- Born: November 16, 1805 Vienna, Austrian Empire
- Died: June 29, 1856 (aged 50) Lyon, France
- Allegiance: Austrian Empire
- Branch: Austrian Army
- Service years: 1820–1856
- Rank: Major General
- Commands: 8th Field Artillery Regiment
- Alma mater: Theresian Military Academy; Vienna Polytechnic Institute
- Relations: Josef von Smola (father)

= Josef von Smola (1805–1856) =

Josef Freiherr von Smola (16 November 1805 – 29 June 1856) was an Austrian officer.

== Life ==
Josef von Smola was born 6 November 1805 in Vienna. His father was Josef von Smola (1764–1820), officer and holder of the Knight's Cross of the Order of Maria Theresia. He graduated from Theresianischen Ritterakademie in Vienna and in 1820 he joined the artillery, just as his father. He continued to study, namely at the Vienna Polytechnic Institute. In 1831, he rose to the rank of battery commander, in 1840 to the rank of captain and company commander, and in 1848 to the rank of major.
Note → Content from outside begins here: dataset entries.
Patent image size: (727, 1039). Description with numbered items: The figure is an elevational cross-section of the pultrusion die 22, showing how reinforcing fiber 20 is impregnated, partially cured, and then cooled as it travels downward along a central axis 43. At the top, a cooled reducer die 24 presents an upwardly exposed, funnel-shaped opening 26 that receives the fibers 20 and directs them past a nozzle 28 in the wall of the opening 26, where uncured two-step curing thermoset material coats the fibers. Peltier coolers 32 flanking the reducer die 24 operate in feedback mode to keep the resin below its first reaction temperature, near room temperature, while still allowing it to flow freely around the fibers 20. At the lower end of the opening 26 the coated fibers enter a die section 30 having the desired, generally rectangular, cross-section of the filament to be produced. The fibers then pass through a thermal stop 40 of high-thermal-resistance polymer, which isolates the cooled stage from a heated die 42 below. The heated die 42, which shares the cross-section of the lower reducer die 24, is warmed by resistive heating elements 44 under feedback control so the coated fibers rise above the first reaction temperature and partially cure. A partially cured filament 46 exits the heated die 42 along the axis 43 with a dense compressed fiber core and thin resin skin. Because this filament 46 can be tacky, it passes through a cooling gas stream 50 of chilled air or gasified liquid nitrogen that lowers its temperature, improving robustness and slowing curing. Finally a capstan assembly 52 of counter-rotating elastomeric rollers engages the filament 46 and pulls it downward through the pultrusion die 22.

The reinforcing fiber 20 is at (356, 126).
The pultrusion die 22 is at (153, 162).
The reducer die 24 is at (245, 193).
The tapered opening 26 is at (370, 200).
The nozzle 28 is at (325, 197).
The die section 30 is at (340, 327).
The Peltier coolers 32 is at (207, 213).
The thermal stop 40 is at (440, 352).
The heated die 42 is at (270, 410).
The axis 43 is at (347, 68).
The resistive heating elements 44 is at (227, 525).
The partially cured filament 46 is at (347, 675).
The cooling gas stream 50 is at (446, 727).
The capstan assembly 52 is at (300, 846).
In 1849 he rose to the rank of colonel, and he joined the general directorate of the artillery as district commander in Vienna. From 1851, he worked as the artillery director in Prague, 1852 in Vienna and subsequently in Galicia. After that, he was promoted to major general and obtained the 8th field artillery regiment. In 1855, he became president of the committee of Artillery. He died 29 June 1856 in Lyon on his study trip.